First JB Charleston C-17s receive nose art, embrace heritage

  • Published
  • By Airman 1st Class Megan Munoz
  • Joint Base Charleston Public Affairs
A Nose Art Unveiling Ceremony was held April 27, 2018 for two of Team Charleston’s C-17 Globemaster III aircraft during the Joint Base Charleston Air and Space Expo rehearsal.

A total of eight C-17s are scheduled to receive nose art over the course of the next few months as a part of the Air Force-wide initiative of squadron revitalization.

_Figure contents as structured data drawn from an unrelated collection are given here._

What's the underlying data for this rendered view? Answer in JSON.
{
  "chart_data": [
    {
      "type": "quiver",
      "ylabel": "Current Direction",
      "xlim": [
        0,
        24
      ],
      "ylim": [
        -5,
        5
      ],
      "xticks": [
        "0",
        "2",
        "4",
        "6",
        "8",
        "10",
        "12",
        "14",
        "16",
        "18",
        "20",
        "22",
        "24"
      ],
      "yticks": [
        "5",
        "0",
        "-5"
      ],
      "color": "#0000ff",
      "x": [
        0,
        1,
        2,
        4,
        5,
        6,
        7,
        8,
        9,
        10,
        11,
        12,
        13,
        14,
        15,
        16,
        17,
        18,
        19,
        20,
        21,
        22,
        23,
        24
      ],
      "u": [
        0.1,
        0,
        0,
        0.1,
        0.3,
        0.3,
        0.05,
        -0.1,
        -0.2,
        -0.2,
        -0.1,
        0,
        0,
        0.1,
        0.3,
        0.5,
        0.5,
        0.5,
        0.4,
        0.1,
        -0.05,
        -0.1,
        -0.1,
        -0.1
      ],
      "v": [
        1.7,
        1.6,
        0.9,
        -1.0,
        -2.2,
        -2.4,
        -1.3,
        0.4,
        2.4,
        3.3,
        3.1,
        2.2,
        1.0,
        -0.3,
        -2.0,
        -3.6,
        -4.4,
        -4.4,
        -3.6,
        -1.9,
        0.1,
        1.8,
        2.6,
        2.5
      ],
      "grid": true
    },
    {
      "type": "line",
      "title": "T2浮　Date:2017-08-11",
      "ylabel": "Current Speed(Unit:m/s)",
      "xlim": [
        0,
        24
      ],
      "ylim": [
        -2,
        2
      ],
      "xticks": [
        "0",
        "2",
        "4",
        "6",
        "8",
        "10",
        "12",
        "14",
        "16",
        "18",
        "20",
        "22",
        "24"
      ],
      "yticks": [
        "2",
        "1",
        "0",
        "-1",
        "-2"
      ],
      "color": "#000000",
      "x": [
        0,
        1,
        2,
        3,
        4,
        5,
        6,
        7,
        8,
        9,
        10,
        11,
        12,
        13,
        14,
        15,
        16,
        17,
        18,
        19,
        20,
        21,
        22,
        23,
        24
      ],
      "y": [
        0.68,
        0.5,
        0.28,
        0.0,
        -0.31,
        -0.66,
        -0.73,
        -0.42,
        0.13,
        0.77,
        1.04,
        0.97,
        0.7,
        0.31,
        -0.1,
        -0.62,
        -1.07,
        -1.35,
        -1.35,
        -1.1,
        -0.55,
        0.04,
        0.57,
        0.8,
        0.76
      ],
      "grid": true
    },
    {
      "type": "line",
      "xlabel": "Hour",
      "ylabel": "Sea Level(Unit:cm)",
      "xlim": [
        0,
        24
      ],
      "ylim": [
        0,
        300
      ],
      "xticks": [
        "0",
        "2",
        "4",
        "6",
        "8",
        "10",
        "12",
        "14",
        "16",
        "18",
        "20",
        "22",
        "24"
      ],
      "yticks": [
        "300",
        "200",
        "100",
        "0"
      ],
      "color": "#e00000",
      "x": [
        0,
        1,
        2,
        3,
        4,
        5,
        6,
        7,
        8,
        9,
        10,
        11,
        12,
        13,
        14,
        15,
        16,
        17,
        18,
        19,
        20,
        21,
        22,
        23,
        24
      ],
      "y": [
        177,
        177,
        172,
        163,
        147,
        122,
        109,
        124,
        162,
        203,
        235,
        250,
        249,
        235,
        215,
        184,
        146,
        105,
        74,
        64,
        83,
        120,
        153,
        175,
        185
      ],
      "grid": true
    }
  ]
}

“We did this with the air expo and Family Day because it’s a really big deal,” said 1st Lt. Elie El Chartouni, 437th Maintenance Squadron Maintenance Flight commander. “The nose art really instills that sense of pride, so we thought what’s better than the Family Day to show it off to all our families?”

Nose art first became popular in the United States during World War I. Painting the nose of an aircraft originated as a way to tell enemy and friendly aircraft apart and later morphed into a way to express individuality while showing unit pride. Popularity in nose art declined during the Korean War and has regained popularity since the 1990s, now bringing the tradition to Joint Base Charleston.

“Since the beginning of the Air Force, our aircraft have been adorned with nose art,” said Col. Jimmy Canlas, 437th Airlift Wing commander. “It gives character and pride to the aircraft. We wanted to bring that back to Joint Base Charleston and our C-17s.”

Each flying squadron is permitted to have one aircraft with nose art. Only the two airlift wings’ planes were revealed during the ceremony, although there are plans for six more C-17s to receive nose art. The flying squadrons were able to create their own decals and worked with artists from the local community to finalize the designs.

“These designs were created by the squadrons, for the squadrons,” said Capt. Keane Carpenter. “They were born out of a proud history and aim to inspire and excite today’s Airmen. Nose art connects us to our heritage, inspires excellence and instills pride to all members of the unit who see their colors taxiing by.”

The 437th AW’s design includes an eagle in an attack stance with a streamer bearing the units designation flying over a globe to represent the wing’s worldwide mobility. This design was originally used for the 437th Troop Carrier Wing, which supported combat operations in the Korean Peninsula in the 1950s.

The 315th Airlift Wing’s design symbolizes their ability to provide rapid global mobility and their connection to the community as reservists. The design includes a modified version of the 315th AW emblem, wings and a C-17 flying over the Arthur Ravenel Jr. Bridge.

The decals are made out of a high-speed vinyl material meant to last approximately five years. According to Tech. Sgt. Richard Gravely, 437th MXS NCO in charge of the Corrosion Control Facility, vinyl was chosen instead of traditional paint because it is more durable.

“Our aircraft today are a lot faster and fly a lot more than they did in World War II,” Gravely said. “That’s why the paint wouldn’t have worked; someone would have to constantly touch it up. There’s no room for error when you’re putting them on. It’s really sticky so once the decal touches, it’s stuck.”

Members of the 437th and 315th Operations Groups and 437th Maintenance Group worked together to design and apply the vinyl decals.

“The nose art project has been a great collaboration between the operations groups and maintenance group, which we don’t get to see every day on the small things,” El Chartouni said. “At the end of the day it’s for the mission, our pride and heritage, so it’s been really cool to be a part of this project.”